The first water appeared after 10 miles at Crescent Creek and we made camp. The creek was already fringed with thick icicles. We knew from the forecast it was going to be a cold night at 7,800 feet. Our water froze in the bottles over night.

Next day it was sunny but still bitterly cold and very windy. We opted to go over a pass (9,000 ft Copper Ridge) rather than the top of the mountain and hiked 10 miles to the next water source (Airplane Spring). Here we made hot tea and took stock.

Brian’s blisters had multiplied again, were painful and some were bloody. So the sensible decision was made to retreat. That still meant climbing back up over the pass and back to the freezing camp and a 20 mile day. Luckily the weather got a bit milder on the second night there. On Friday 15 April we were back at the roadside and hitched a lift into Hanksville.

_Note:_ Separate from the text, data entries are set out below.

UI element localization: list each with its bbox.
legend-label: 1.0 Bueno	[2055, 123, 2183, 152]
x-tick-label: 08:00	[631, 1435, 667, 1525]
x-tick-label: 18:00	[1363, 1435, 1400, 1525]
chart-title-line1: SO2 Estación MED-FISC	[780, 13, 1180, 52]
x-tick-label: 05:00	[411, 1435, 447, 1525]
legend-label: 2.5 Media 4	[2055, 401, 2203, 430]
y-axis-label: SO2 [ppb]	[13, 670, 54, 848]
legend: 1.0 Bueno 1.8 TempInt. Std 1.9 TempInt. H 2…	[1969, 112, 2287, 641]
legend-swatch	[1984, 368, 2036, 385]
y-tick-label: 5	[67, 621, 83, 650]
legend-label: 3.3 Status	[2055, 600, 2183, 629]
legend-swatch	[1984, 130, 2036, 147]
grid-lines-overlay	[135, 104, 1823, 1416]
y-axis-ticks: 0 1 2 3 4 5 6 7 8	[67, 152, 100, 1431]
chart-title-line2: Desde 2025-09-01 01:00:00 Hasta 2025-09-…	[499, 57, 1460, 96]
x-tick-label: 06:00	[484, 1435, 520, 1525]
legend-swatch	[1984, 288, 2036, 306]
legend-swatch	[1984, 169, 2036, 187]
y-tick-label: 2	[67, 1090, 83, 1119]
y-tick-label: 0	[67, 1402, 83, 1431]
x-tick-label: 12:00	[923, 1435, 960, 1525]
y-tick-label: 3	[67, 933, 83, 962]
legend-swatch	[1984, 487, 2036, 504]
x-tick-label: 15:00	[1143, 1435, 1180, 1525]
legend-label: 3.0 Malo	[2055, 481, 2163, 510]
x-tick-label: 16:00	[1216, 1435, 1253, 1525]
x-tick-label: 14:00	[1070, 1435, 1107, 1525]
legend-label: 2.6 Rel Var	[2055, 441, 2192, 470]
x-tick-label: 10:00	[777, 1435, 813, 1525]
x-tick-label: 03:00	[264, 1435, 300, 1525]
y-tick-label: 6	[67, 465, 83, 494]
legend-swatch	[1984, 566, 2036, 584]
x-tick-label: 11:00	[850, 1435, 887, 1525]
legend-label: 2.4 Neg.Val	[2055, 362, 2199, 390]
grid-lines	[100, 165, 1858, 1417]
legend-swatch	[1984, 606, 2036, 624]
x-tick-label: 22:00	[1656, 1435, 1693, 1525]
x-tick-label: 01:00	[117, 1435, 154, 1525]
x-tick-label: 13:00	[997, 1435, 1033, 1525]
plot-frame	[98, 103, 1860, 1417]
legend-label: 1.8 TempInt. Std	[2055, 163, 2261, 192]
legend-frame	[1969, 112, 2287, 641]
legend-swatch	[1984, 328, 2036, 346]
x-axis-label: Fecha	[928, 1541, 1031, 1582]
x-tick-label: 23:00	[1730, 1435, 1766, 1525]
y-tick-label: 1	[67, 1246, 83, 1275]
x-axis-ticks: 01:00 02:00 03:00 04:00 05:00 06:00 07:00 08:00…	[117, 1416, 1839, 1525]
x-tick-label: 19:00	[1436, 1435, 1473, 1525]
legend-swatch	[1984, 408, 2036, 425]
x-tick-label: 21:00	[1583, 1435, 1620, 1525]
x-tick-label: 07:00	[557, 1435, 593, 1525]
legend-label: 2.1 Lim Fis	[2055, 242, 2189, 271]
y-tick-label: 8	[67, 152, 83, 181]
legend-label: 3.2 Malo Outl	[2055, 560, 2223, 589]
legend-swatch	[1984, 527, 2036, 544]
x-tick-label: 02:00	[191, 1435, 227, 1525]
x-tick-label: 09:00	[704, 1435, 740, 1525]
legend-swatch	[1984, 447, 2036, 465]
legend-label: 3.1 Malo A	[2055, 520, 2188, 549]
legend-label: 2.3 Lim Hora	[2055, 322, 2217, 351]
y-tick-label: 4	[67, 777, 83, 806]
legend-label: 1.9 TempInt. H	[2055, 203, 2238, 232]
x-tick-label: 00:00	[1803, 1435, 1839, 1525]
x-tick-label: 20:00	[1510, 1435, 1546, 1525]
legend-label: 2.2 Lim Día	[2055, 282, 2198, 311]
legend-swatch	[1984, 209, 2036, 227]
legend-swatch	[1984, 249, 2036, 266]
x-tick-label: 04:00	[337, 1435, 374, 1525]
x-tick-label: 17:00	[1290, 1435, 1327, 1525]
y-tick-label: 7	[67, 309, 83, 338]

Return to Hanksville via the culvert under Highway 95 – too many blisters

Since then much has happened. We have met more Hayduke hikers (Marty, Not Guilty, Peter), took in some great live music and through mind-blowing generosity obtained the use of a car for a week without which we would really be stuck. Thank you Nathan!!!

Now we are in the town of Escalante, eating well, resting and hoping to be back on the trail by the start of next week.

Back.on the trail, soon

Hiker Notes

Route We hiked from H95 past Little Egypt then joined the Hayduke before Crescent Creek. We then took an alternate dirt road south over Copper Ridge to Airplane Spring. Due to Brian’s blisters(!) we then turned about and hiked back to H95 but this time following the Hayduke from Crescent Creek to H95.

Little Egypt – This is an alternative route south of the Hayduke Trail from H95 as described by Nic Barth. The hoodoos and mining cabins were interesting and worthwhile as an alt.

Crescent Creek– Good flowing water as the jeep track nears the creek bed. Nice camping on the west side of the river too.

Airplane Spring on a lower alternate on the south slopes of the Henry Mountains had reasonable water in two wells inside the fenced off area.